Nick cautioned us to remember the idea of autonomy in developing pledges, and urged us to use incentives not requirements to avoid a centrally controlled system. Andy felt that ideas focusing on tertiary and vocational education and the idea of place would be an important theme, and Mark asked for ideas that worked with the market – suggesting credit transfer schemes and suggesting that calls to “abolish the TEF” should put something better in its place.
One notable feature of the process was the often sharp critiques of the panel (in terms of attributes and composition as well as the ideas emerging) as the suggestion wall rapidly turned into a more general chat forum. It is fair to suggest – in a room full of HE experts – that the hastily designed panel could have included less of the usual voices. But, for the right reasons or the wrong ones, the panel was full of individuals who have the ear of politicians and senior policy makers – essential allies in turning policy ideas into policy reality.
— Chris Skidmore (@CSkidmoreUK) November 4, 2019
Making difficult choices
As the room attempted to predict what real party manifestos would say, our panel distilled the numerous crowd-sourced suggestions into six manifesto-ready policies. We then, in a quasi-democratic manner (just like the twitter meme, I fear many people in the sector voted twice) voted for favourites. And as the returning officers for Wonkhe Central, the results of the elections were as follows:
- Wipe out fee debt for teachers, nurses, and allied health professionals after 3 years in post (76%)
- A national access fund, were providers recruiting more than the average number of students from a “posh” background pay in, and those who recruit more from disadvantaged background share the proceeds. (49%)
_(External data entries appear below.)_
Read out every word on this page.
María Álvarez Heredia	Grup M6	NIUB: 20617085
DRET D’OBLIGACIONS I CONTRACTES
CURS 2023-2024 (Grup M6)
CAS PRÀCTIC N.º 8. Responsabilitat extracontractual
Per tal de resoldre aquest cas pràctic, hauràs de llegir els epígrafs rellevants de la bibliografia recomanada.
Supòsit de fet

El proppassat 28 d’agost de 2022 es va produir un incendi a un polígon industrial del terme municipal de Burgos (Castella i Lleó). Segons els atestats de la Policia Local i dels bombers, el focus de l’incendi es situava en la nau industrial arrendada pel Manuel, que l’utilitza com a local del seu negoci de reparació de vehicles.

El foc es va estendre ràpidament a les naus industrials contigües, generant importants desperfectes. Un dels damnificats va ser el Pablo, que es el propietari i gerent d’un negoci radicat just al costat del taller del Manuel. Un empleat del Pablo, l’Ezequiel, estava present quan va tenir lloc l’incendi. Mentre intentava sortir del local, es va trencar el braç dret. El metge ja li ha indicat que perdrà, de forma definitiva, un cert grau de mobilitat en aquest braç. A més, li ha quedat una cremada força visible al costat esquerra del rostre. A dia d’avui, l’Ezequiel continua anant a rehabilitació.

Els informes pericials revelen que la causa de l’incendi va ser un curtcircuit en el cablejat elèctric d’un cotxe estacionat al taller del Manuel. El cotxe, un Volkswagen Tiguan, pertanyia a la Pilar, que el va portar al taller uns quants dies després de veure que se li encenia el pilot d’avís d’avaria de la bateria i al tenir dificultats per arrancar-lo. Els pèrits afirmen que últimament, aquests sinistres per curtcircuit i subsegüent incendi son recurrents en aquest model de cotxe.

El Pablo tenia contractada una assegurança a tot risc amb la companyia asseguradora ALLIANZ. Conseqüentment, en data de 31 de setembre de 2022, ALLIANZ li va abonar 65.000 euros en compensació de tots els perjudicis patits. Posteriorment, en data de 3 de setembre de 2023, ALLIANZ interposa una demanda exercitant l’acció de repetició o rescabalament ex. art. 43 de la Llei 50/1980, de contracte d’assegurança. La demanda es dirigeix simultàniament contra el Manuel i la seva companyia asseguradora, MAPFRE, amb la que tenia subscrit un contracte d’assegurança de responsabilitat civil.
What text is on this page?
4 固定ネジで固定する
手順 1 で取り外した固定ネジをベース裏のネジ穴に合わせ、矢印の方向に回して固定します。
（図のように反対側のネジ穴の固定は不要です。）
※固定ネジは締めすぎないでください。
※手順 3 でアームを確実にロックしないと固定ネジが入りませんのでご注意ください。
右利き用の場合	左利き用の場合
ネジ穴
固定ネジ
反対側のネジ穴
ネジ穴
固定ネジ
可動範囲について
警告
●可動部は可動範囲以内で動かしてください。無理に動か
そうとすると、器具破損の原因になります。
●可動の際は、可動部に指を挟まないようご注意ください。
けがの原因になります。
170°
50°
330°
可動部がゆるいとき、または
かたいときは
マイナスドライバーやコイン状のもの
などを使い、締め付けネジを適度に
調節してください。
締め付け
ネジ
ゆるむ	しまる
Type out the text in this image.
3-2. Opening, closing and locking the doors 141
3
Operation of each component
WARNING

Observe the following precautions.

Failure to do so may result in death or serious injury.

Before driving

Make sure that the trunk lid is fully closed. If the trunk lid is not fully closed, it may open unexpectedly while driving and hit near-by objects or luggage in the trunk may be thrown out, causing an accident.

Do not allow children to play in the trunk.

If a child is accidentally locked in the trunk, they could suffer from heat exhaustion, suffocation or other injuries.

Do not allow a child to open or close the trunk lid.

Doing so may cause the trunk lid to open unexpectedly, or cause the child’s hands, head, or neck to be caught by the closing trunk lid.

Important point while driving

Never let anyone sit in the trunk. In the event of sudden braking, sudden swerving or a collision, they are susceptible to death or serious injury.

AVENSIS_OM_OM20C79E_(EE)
- A new fund and new institutions (charitable and not for profit) in participation cold spots (15%)
- Assuming the continuation of recent increases in research income, link research funding to diversity targets such as the race equality charter mark. (49%)
- More lifelong learning credits at levels 4,5, and 6 to regenerate the lost culture of part-time learning. (51%)
- Remove rules preventing universities (as charities) from fully participating in election and manifesto campaigns (20%)
So, a clear preference for ideas that contribute to wider societal goals, rather than the “special pleading” that some may have expected. The election vote may well end up closer than polls currently suggestion – and though it is unlikely that the “wonk” vote will become a key target demographic we have a selection of ideas here that address far loftier goals than our own interests.